Les Sites Religieux du Mont Carmel


Les traditions et légendes locales relient particulièrement le Prophète Elie avec quatre sites de la chaîne montagneuse du Mont Carmel, qui s’étire sur 25 km de long et 6 km de large : la caverne basse creusée à la base occidentale du promontoire, la caverne haute située sur l’esplanade du promontoire, la source d’Elie située à l’entrée de la vallée du Wadi ’ain es-Siah, et le point culminant (482m) du Carmel appelé en arabe El-Muhraqa.

a ) Le Sommet : El-Muhraqa

Le sommet du Mont Carmel est traditionnellement lié au lieu de la défaite des prêtres de Baal par le prophète Elie (El-Muhraqa = le lieu du sacrifice). On y trouve un monument mégalithique constitué d’un cercle de 12 grandes pierres avec au centre une citerne creusée dans la roche, qui était un lieu de pèlerinage pour les hébreux. A l’époque byzantine, des moines y habitaient dans les grottes environnantes, puis les arabes y érigérent un petit sanctuaire dont les ruines furent visibles jusqu’au 19ème siècle. Au sommet du mont s’élève actuellement une chapelle dédiée à Saint Elie, devant laquelle se dresse la statue du Prophète.

b ) La Caverne Haute :

L’historien romain Tacite rapporte que le Mont Carmel fut un haut lieu religieux depuis la haute antiquité et probablement lié au culte du Baal Hadad du Carmel. Certaines légendes assurent même que Pythagore aimait se retirer sur le Mont Carmel pour y méditer (Encyclopaedia Universalis Vol 4 p.1024). A l’époque romaine, le culte de Jupiter Carmelus Heliopolitanus y fut apparemment célébré. La caverne haute est mentionnée pour la première fois par des auteurs byzantins en rapport avec le monastère de Sainte Marguerite construit durant le 5ème ou 6ème siècle, et détruit par les perses de Khosro II Parvez en 614.

c ) La Source d'Elie :

Des recherches archéologiques récentes ont mis à jour les imposants vestiges d’un monastère avec ses dépendances et d’une chapelle près de la source d’Elie qui jaillit dans la vallée du Wadi ‘ain es-Siah. Il s’agit probablement des ruines du premier monastère érigé par les ermites latins, et en faveur duquel le pape Urbain IV publia en 1263 un bulle recommandant aux fidèles de contribuer financièrement à la construction.

d ) La Caverne Basse :

La caverne basse, surnommée "l’école des prophètes", renferme plusieurs centaines de graffitis grecs païens datant probablement du 2ème siècle av. JC et témoignant qu’à l’époque hellénique elle a pu être le centre d’un culte dédié à Adonis ou Tammuz et lié à la fertilité. Au 1er siècle de l’ère chrétienne, Vespasien, alors commandant en chef des légions romaines durant la guerre contre les juifs, y fit pratiquer des sacrifices pour savoir si les augures étaient favorables à ses visées impériales. Au 6ème siècle, les byzantins édifièrent sur ce site le monastère de Saint Elie, en même temps que celui de Sainte Marguerite sur l’esplanade du promontoir. Puis une petite église fut ensuite construite à l’extérieure de la caverne durant les croisades et dans le flanc gauche de cette grande caverne fut creusé un oratoire dédié à la Madonne, car selon la légende la Sainte Famille y aurait passé une nuit en revenant de son exil en Egypte. L’époque arabe apporta de nouvelles légendes concernant El-Khader ( "le Vert" ou l’Immortel ) et la vénération du site par les druzes et les arabes. Après avoir été un sanctuaire successivement païen, chrétien et musulman, cette grande caverne d’Elie longtemps négligée des juifs est aujourd’hui transformée en synagogue.

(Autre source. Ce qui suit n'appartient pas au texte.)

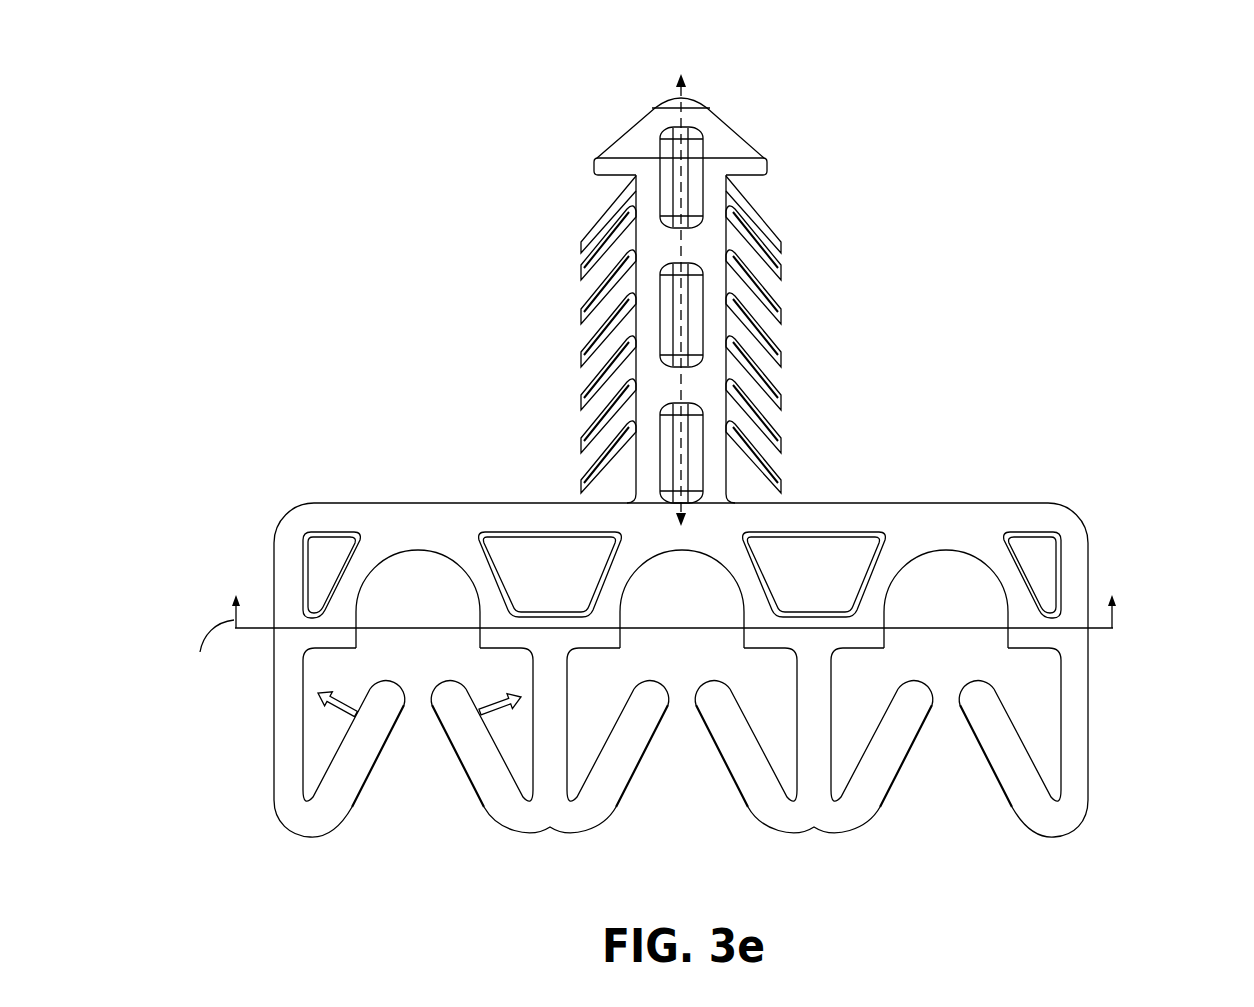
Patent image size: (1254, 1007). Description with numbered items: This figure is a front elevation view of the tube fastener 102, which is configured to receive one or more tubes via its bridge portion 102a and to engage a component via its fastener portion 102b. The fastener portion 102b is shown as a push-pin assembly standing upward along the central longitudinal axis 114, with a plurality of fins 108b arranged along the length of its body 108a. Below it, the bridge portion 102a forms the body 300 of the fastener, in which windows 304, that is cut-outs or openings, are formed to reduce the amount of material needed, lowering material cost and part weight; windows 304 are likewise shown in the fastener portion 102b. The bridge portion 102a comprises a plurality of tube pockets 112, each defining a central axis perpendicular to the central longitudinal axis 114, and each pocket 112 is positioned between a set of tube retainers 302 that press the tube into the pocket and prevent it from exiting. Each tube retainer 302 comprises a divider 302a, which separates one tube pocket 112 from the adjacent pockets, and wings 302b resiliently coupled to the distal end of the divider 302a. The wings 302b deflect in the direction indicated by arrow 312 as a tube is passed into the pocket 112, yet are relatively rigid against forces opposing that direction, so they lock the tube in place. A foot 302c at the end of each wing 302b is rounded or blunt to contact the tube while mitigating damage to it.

The tube fastener 102 is at (1042, 137).
The bridge portion 102a is at (1137, 517).
The fastener portion 102b is at (504, 226).
The body 108a is at (764, 164).
The fins 108b is at (793, 250).
The tube pocket 112 is at (420, 552).
The central longitudinal axis 114 is at (677, 83).
The body 300 is at (404, 498).
The tube retainer 302 is at (270, 840).
The divider 302a is at (308, 675).
The wing 302b is at (380, 757).
The foot 302c is at (437, 683).
The window 304 is at (664, 176).
The arrow 312 is at (338, 711).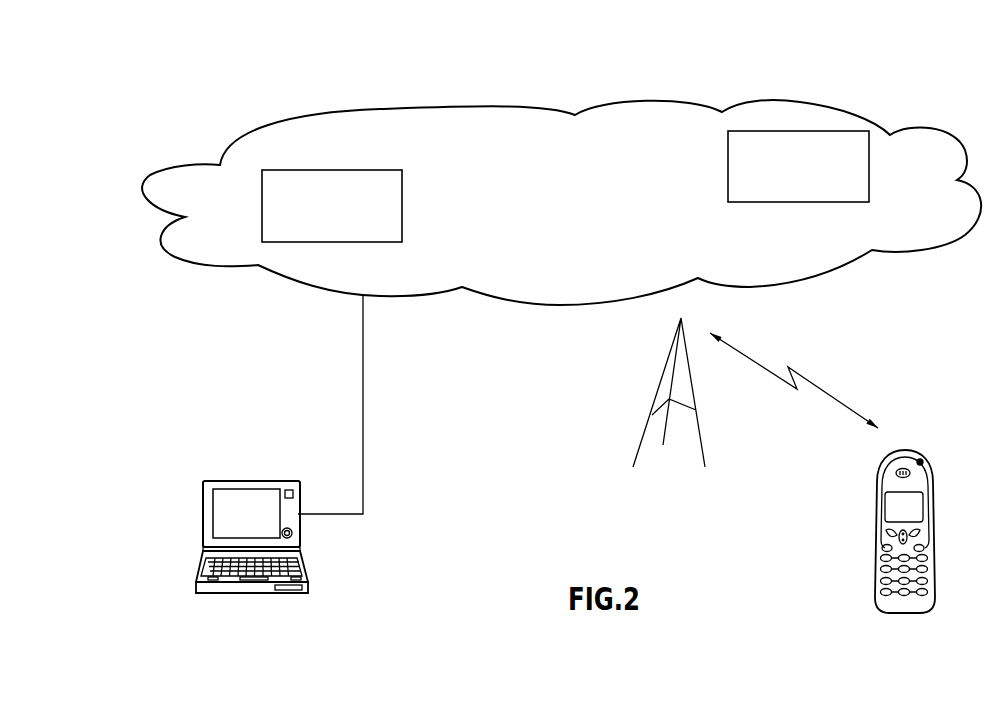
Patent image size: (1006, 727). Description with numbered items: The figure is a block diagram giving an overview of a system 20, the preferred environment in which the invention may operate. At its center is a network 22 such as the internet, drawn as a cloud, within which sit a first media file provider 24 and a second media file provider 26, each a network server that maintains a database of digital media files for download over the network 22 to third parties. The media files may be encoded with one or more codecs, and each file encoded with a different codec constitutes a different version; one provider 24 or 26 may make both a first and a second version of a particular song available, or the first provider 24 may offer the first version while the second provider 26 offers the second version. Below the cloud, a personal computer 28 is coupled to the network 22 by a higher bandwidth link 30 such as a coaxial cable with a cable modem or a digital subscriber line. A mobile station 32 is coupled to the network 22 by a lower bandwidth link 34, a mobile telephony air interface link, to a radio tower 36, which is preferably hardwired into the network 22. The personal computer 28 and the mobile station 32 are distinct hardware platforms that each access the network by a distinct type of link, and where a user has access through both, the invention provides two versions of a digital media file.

The system 20 is at (287, 85).
The network 22 is at (510, 106).
The first media file provider 24 is at (728, 165).
The second media file provider 26 is at (403, 191).
The personal computer 28 is at (238, 480).
The higher bandwidth link 30 is at (363, 401).
The mobile station 32 is at (875, 506).
The lower bandwidth link 34 is at (828, 391).
The radio tower 36 is at (664, 372).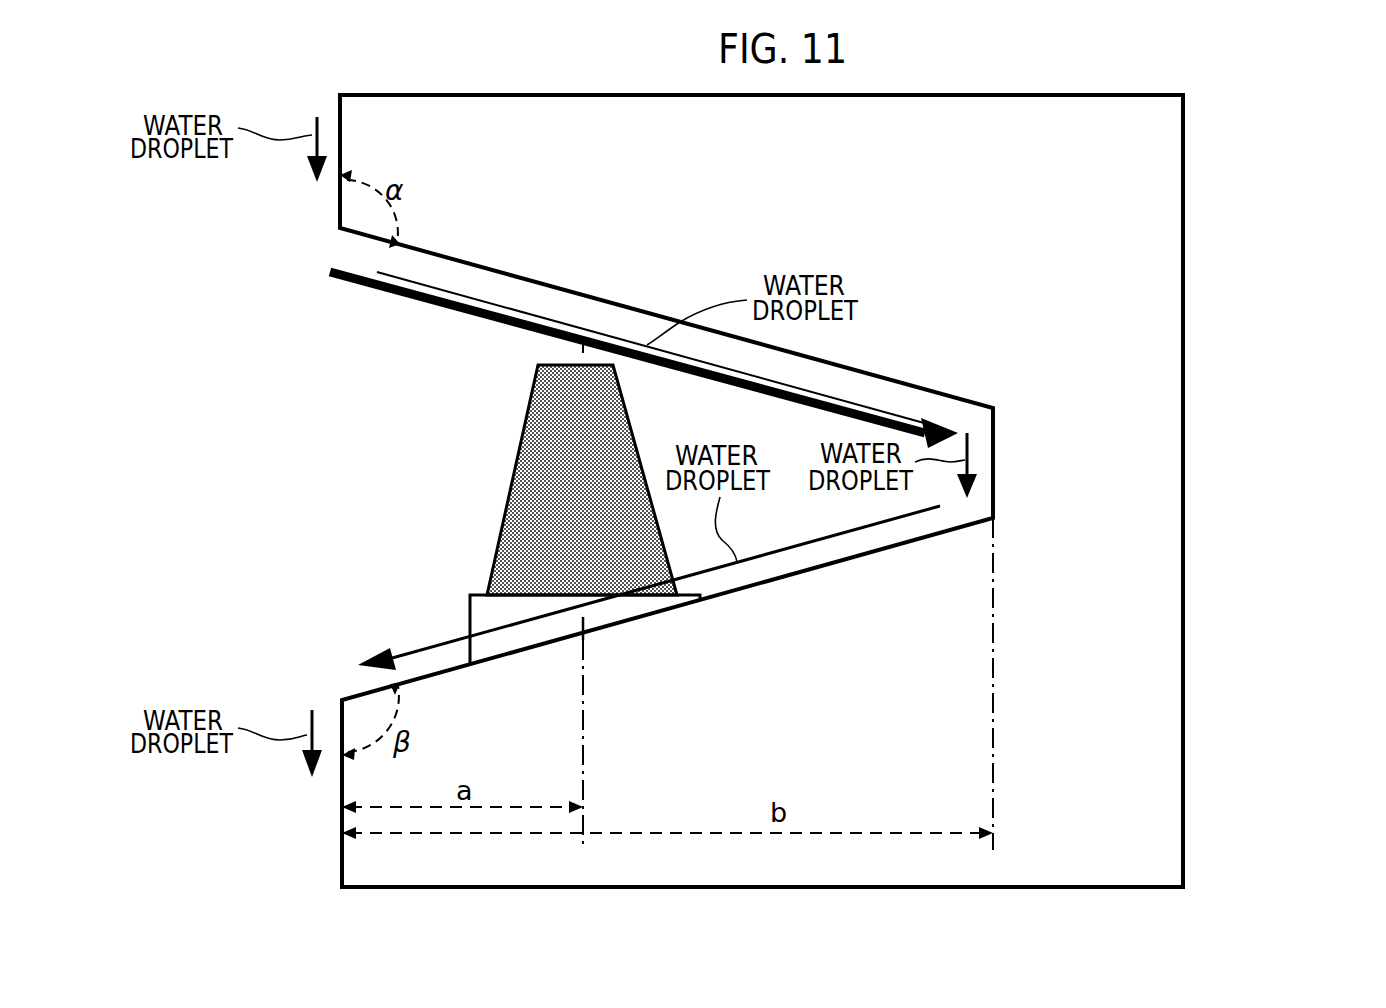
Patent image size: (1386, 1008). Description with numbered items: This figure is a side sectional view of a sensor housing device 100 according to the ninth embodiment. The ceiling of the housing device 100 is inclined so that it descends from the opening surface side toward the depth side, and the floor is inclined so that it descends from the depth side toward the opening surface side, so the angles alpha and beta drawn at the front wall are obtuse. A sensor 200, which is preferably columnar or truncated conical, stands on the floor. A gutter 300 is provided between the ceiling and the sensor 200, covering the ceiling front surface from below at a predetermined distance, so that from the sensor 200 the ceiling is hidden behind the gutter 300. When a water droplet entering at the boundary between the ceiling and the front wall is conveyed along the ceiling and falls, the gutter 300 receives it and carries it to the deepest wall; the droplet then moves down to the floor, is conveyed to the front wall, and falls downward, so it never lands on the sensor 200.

The sensor housing device 100 is at (1183, 487).
The sensor 200 is at (526, 415).
The gutter 300 is at (378, 284).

Dans son "Voyage en Orient", l’écrivain français Lamartine, écrivit en date du 22 octobre 1832 : "Journée de repos passée au monastère du mont Carmel ou à parcourir les sites de la montagne et les grottes d’Elie et des prophètes. La principale de ces grottes, évidemment taillée de main d’homme dans le roc le plus dur, est une salle d’une prodigieuse élévation ; elle n’a d’autre vue que la mer sans bornes, et on y entend d’autre bruit que celui des flots qui se brisent continuellement contre l’arrête du cap. Les traditions disent que c’était là l’école où Elie enseignait les sciences des mystères et des hautes poésies. L’endroit était admirablement choisi, et la voix du pieux prophète, maître de toute une innombrable génération de prophètes, devait majestueusement retentir dans le sein creusé de la montagne qu’il sillonnait de tant de prodiges et à laquelle il a laissé son nom." ( cité dans : Carmel, le mont du retour p.15)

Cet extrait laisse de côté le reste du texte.